Bloop, Festival internazionale di arte proattiva

"Quello che abbiamo fatto, in fondo, è far alzare il braccio di novanta gradi alle persone". Mentre lo dice, Matteo Amadio mima il gesto di chi passa dal fotografare col proprio smartphone qualcosa che sta a terra - tipicamente un ubriaco svenuto in piazza alle prime luci del mattino - all'immortalare qualcosa che sta su un muro. Per Matteo, figura a dir poco anomala di imprenditore under 40, partito come pr delle discoteche fuori Roma e arrivato a organizzare una rassegna di arte contemporanea a Ibiza con la sua agenzia Biokip Labs, il senso del Bloop Festival è questo: "Mettere il ragazzino che arriva sull'isola attratto solo dall'alcool a basso prezzo nelle condizioni di pensare che c'è anche qualcos'altro". Un percorso partito nel 2011 dal faro di Sant Antoni de Portmany, piccolo comune sulla costa ovest, storicamente meta di adolescenti inglesi orientati prima di tutto agli eccessi notturni, e che il prossimo 23 agosto vedrà il festival inaugurare la sua sesta edizione - si chiuderà il 9 settembre - con uno spostamento del quartier generale nel centro storico della città di Ibiza. In mezzo ci sono la partecipazione di oltre 150 artisti internazionali a un progetto che ha trasformato decine di location sull'isola in gallerie a cielo aperto, grazie alla realizzazione di gigantesche opere pittoriche, e qualche riconoscimento importante, come l'inserimento nella guida alla street art mondiale curata da Lonely Planet.

"Il nostro obiettivo è far pensare la gente, poi nel risultato ci sta anche il fatto che riusciamo ad abbellire le città", precisa Matteo, senza nascondere le difficoltà di un progetto portato avanti con budget ridotti e non senza occasionali incomprensioni con la classe politica. Panni sporchi che il Bloop ha però sempre voluto lavare pubblicamente. La ragione dello spostamento del quartier generale da un comune all'altro, ad esempio, è spiegata chiaramente sul manifesto della nuova edizione: "Nel 2016, edizione 'Senza paura' del Bloop Festival, il consulente culturale di Sant Antoni ha deciso di censurare un murale dedicato al tema del bullismo nella OpenAir.Gallery". Con una mossa spiazzante, la cancellazione dal muro di una scuola dell'opera, che mostrava una piccola mano nell'atto di alzare il dito medio contro una mano più grande, è stata trasformata nell'ennesima occasione di interazione col pubblico. Biokip Labs ha infatti prodotto una app che permette di ridipingere virtualmente il murale su qualsiasi edificio attraverso la fotocamera del proprio cellulare, pubblicando poi il risultato su Instagram. Una scelta in linea con quella che è la "ragione sociale" dell'evento, che fin dal suo primo anno si presenta come "Festival Internazionale di Arte proattiva". Arte, cioè, che richiede la partecipazione del pubblico e il suo coinvolgimento.

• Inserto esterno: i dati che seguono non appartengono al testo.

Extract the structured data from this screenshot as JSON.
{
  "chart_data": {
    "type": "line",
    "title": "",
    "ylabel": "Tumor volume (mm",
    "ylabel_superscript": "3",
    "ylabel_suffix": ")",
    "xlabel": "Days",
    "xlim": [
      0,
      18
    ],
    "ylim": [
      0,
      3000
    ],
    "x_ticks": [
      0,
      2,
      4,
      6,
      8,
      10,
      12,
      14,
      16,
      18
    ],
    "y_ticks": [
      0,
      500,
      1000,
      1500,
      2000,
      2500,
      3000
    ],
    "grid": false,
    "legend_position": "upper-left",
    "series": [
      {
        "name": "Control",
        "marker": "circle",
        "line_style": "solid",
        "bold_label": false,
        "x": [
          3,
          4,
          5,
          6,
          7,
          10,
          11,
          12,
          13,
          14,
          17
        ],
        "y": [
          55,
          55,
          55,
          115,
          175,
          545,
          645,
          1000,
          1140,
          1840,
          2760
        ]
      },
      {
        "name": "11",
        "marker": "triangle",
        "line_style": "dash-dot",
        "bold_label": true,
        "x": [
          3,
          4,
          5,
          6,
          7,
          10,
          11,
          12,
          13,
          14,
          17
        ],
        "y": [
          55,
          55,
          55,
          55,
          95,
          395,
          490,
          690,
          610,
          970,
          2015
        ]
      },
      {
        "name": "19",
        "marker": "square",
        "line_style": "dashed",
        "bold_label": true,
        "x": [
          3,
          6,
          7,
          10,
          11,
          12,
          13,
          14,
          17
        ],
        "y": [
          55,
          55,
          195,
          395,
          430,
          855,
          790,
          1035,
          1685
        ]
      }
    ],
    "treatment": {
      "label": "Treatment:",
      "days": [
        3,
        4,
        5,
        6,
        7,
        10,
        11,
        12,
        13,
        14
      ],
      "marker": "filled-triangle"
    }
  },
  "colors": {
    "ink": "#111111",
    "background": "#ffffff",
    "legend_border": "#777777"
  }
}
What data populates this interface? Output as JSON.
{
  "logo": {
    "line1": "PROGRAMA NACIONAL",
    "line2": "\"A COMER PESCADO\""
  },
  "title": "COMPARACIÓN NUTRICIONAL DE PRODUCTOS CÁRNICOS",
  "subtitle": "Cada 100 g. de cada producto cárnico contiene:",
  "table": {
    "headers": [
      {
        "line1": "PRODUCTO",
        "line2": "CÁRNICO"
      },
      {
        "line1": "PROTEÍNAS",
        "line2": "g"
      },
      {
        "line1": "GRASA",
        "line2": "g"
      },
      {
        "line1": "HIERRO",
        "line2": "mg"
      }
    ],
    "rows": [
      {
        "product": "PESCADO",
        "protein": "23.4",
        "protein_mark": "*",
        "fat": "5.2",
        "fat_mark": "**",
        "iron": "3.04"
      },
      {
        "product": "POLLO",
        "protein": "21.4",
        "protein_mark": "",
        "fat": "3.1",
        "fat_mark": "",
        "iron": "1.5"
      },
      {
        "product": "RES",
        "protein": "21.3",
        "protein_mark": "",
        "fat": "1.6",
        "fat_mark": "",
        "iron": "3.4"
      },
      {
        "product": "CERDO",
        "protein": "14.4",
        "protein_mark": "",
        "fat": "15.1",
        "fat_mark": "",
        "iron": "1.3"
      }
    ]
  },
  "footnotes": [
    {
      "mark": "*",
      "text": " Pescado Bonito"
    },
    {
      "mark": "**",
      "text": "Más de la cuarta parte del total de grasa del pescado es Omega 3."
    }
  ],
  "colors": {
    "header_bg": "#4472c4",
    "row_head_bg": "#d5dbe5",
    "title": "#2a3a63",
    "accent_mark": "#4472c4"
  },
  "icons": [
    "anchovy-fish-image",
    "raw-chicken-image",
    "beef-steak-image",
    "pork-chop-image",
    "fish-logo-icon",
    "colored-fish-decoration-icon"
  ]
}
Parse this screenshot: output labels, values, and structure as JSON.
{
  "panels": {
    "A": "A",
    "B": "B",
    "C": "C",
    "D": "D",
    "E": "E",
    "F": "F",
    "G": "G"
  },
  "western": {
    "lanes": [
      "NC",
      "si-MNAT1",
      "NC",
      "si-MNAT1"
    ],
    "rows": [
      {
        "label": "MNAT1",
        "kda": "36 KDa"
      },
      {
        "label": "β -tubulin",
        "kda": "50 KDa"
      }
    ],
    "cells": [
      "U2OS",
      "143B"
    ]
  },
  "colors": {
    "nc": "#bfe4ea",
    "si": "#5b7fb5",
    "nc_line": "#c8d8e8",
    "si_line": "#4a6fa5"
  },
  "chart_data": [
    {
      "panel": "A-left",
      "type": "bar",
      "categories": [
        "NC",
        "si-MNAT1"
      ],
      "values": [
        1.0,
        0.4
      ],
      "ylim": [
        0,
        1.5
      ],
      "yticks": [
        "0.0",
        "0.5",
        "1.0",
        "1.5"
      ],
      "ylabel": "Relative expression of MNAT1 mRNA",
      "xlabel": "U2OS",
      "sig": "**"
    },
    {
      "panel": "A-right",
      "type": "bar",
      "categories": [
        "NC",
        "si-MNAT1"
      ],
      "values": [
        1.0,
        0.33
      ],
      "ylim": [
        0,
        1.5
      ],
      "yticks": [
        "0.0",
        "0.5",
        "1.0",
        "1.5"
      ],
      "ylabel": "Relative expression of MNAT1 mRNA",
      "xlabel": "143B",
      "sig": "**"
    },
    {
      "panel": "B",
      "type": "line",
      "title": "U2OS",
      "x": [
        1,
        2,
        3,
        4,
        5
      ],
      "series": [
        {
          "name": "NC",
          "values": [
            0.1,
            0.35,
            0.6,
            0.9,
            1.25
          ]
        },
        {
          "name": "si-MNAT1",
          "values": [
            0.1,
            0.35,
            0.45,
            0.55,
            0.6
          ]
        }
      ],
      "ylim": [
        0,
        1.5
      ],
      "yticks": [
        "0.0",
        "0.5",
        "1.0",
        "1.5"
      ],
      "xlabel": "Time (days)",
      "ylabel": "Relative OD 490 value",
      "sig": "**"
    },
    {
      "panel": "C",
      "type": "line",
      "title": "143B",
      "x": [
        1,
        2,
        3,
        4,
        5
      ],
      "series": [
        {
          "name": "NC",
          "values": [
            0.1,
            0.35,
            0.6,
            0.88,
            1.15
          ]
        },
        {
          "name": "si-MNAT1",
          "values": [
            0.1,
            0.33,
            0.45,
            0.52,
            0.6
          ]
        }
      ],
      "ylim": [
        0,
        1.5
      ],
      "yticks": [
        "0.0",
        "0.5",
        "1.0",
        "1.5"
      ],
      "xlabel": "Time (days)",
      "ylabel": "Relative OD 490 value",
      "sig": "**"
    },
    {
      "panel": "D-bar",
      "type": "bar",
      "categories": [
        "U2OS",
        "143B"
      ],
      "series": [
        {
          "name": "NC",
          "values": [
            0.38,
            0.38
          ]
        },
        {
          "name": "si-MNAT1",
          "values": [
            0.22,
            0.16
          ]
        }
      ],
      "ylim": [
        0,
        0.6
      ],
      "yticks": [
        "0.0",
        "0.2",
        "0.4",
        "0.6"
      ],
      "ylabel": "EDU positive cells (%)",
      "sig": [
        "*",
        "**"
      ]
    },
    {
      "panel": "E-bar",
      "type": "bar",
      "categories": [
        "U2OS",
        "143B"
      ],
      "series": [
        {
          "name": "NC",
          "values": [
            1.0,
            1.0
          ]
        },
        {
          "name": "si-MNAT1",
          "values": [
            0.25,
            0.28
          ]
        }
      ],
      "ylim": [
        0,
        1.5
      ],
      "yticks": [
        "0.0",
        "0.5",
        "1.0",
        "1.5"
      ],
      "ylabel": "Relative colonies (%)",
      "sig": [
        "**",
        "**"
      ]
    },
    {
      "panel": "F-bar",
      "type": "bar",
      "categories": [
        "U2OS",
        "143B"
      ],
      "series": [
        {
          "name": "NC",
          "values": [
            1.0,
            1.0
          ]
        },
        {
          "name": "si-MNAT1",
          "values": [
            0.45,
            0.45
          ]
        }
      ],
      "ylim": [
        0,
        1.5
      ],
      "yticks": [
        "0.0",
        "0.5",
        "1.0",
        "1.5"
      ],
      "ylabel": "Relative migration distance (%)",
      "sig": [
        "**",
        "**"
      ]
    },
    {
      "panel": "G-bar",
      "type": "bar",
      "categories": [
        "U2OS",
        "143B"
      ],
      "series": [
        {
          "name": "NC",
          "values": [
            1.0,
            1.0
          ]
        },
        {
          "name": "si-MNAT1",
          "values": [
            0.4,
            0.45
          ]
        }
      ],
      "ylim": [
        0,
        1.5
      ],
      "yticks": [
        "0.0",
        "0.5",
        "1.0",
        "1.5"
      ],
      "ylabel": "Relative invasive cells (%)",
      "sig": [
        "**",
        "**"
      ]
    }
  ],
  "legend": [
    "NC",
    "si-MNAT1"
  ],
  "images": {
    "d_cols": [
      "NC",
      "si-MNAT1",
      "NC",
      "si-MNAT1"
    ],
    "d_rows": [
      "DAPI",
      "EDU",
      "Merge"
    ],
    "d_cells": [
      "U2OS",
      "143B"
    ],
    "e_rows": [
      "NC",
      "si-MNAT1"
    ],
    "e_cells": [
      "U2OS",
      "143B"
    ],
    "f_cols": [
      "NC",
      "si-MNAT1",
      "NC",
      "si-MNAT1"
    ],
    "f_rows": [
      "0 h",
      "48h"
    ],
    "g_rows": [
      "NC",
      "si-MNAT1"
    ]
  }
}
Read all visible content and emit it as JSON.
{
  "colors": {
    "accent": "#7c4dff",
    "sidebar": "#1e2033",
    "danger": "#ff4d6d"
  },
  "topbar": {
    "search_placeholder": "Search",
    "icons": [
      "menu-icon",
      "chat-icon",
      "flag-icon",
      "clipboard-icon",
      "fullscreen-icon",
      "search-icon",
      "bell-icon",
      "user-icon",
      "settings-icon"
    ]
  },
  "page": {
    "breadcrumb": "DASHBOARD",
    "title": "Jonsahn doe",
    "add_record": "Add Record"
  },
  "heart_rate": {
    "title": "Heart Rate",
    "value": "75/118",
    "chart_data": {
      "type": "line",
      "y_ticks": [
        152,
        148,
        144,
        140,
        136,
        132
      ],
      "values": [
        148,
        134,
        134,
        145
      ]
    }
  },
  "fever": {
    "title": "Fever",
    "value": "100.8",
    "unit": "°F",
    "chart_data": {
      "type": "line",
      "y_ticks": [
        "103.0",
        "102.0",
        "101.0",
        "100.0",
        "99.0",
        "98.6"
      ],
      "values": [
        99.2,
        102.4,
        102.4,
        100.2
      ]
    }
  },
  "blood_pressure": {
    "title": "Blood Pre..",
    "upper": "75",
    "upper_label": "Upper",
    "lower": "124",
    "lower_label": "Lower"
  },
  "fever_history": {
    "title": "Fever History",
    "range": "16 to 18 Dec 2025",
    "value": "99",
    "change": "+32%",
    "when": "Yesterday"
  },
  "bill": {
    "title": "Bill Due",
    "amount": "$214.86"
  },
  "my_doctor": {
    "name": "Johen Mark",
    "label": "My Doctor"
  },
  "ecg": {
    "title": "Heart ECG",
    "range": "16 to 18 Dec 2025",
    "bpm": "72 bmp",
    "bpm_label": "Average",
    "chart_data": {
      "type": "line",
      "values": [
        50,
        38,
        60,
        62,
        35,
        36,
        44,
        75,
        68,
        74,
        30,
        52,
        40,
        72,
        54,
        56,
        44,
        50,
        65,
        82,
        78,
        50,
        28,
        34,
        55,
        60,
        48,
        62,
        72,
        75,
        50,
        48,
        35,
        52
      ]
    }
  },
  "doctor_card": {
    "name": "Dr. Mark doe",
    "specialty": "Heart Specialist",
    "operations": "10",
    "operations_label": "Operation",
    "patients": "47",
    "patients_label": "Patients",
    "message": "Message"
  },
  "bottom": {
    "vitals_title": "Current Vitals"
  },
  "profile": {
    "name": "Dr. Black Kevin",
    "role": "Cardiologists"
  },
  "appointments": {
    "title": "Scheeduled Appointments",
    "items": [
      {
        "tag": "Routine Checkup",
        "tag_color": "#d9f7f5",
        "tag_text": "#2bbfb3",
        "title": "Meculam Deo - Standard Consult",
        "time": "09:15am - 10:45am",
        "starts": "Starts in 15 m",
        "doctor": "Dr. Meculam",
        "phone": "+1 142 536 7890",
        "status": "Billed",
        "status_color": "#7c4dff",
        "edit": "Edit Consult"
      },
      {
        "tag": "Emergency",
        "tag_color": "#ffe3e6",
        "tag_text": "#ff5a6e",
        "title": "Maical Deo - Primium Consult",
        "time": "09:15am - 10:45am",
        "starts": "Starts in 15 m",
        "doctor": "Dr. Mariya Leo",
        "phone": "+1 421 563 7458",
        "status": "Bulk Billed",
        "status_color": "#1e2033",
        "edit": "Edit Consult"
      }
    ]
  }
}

"I lavori che presentiamo si dividono in due categorie: ci sono quelli permanenti, che rimangono sui muri e diventano patrimonio dell'isola, e ci sono quelli effimeri, che servono a richiamare l'attenzione delle persone nel periodo del festival", spiega ancora l'organizzatore. Per quanto riguarda l'edizione 2017, che sarà focalizzata sul tema dei "Cambiamenti", due opere permanenti sono già state realizzate: l'artista greco Ino e quello messicano Spaik hanno dipinto a fine luglio i loro muri. Ma il Bloop ha ancora molto altro in serbo: la spagnola Montse Nadal creerà un'opera di land art con materiali organici, un ulteriore intervento installativo coinvolgerà l'area del porto e l'italiano Lo Spino - presente fin dal 2011, così come il sound artist Pineapple Crocodile - svelerà una nuova installazione video, giusto per citare alcuni dei punti fermi di un programma che, per scelta, non viene mai svelato in anticipo fin nel dettaglio. Poi, a fine settembre, si penserà al futuro. Che potrebbe vedere altre città affiancarsi a Ibiza: "Ci piacerebbe portarlo in giro per il mondo. Stiamo cercando i partner giusti per farlo diventare un festival itinerante".